Flake told reporters on the Hill Thursday that he wanted a bipartisan meeting to address the issue. No Democratic senators were at the Thursday meeting, but Flake said he would attend a bipartisan meeting next week.

"I was invited," Flake said. "We have until the end of the month to get legislation, we've been promised a vote on the Senate floor. It does no good to just have a partisan bill. The only thing that's going to work is a bipartisan bill. It's got to have 60 votes."

Cornyn spoke of progress after the meeting, and said he hopes lawmakers can "resolve our differences" to reach something Majority Leader Mitch McConnell could bring to the floor by the end of the month as he pledged to Flake.

"I think we're narrowing the differences and I hope this meeting next week at the White House -- this bipartisan meeting that he said he wanted to have -- will produce some good results," Cornyn told reporters on the Hill later.
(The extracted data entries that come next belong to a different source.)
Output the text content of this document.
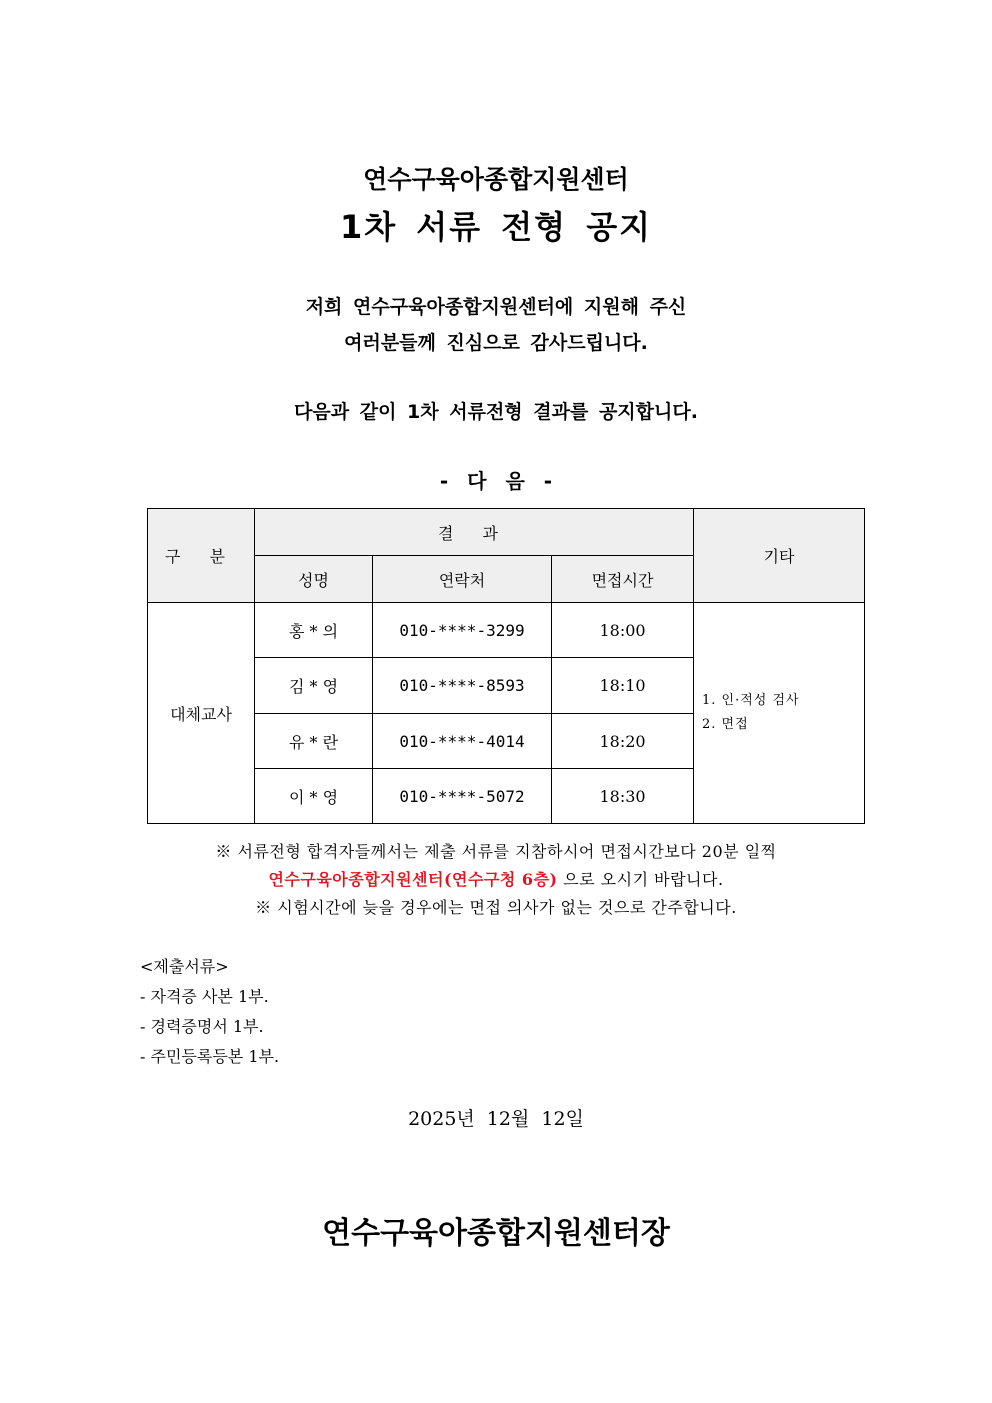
연수구육아종합지원센터
1차 서류 전형 공지
저희 연수구육아종합지원센터에 지원해 주신
여러분들께 진심으로 감사드립니다.
다음과 같이 1차 서류전형 결과를 공지합니다.
- 다 음 -
구 분	결 과			기타
	성명	연락처	면접시간	
대체교사	홍 * 의	010-****-3299	18:00	1. 인·적성 검사
2. 면접

	김 * 영	010-****-8593	18:10	
	유 * 란	010-****-4014	18:20	
	이 * 영	010-****-5072	18:30	
※ 서류전형 합격자들께서는 제출 서류를 지참하시어 면접시간보다 20분 일찍
연수구육아종합지원센터(연수구청 6층) 으로 오시기 바랍니다.
※ 시험시간에 늦을 경우에는 면접 의사가 없는 것으로 간주합니다.
<제출서류>
- 자격증 사본 1부.
- 경력증명서 1부.
- 주민등록등본 1부.
2025년 12월 12일
연수구육아종합지원센터장
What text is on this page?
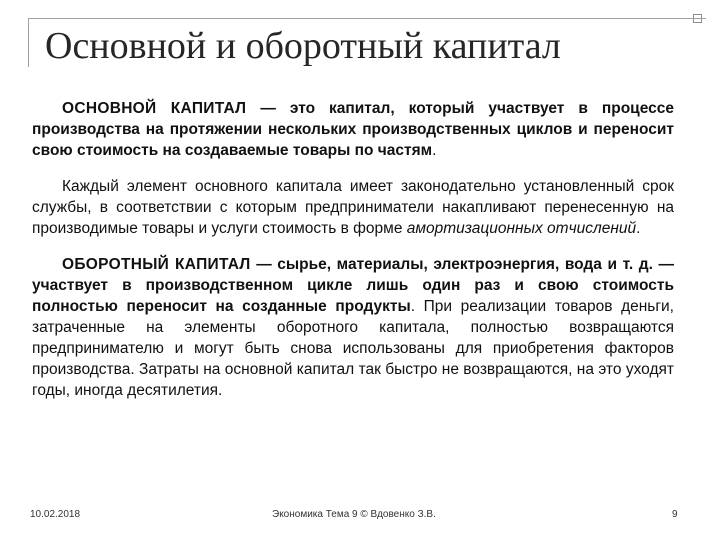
Основной и оборотный капитал

ОСНОВНОЙ КАПИТАЛ — это капитал, который участвует в процессе производства на протяжении нескольких производственных циклов и переносит свою стоимость на создаваемые товары по частям.

Каждый элемент основного капитала имеет законодательно установленный срок службы, в соответствии с которым предприниматели накапливают перенесенную на производимые товары и услуги стоимость в форме амортизационных отчислений.

ОБОРОТНЫЙ КАПИТАЛ — сырье, материалы, электроэнергия, вода и т. д. — участвует в производственном цикле лишь один раз и свою стоимость полностью переносит на созданные продукты. При реализации товаров деньги, затраченные на элементы оборотного капитала, полностью возвращаются предпринимателю и могут быть снова использованы для приобретения факторов производства. Затраты на основной капитал так быстро не возвращаются, на это уходят годы, иногда десятилетия.

10.02.2018	Экономика Тема 9 © Вдовенко З.В.	9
Democrats are pushing for DACA to be resolved before they will for any government spending package. Funding runs out January 19, and a long-term budget deal will require Democratic votes to pass.

Trump set a March 5 target date for the two-year DACA permits to begin expiring, but more than 20,000 recipients will lose their protections before then because they either opted to or could not renew in a brief window allotted in September.

CNN's Betsy Klein contributed to this report.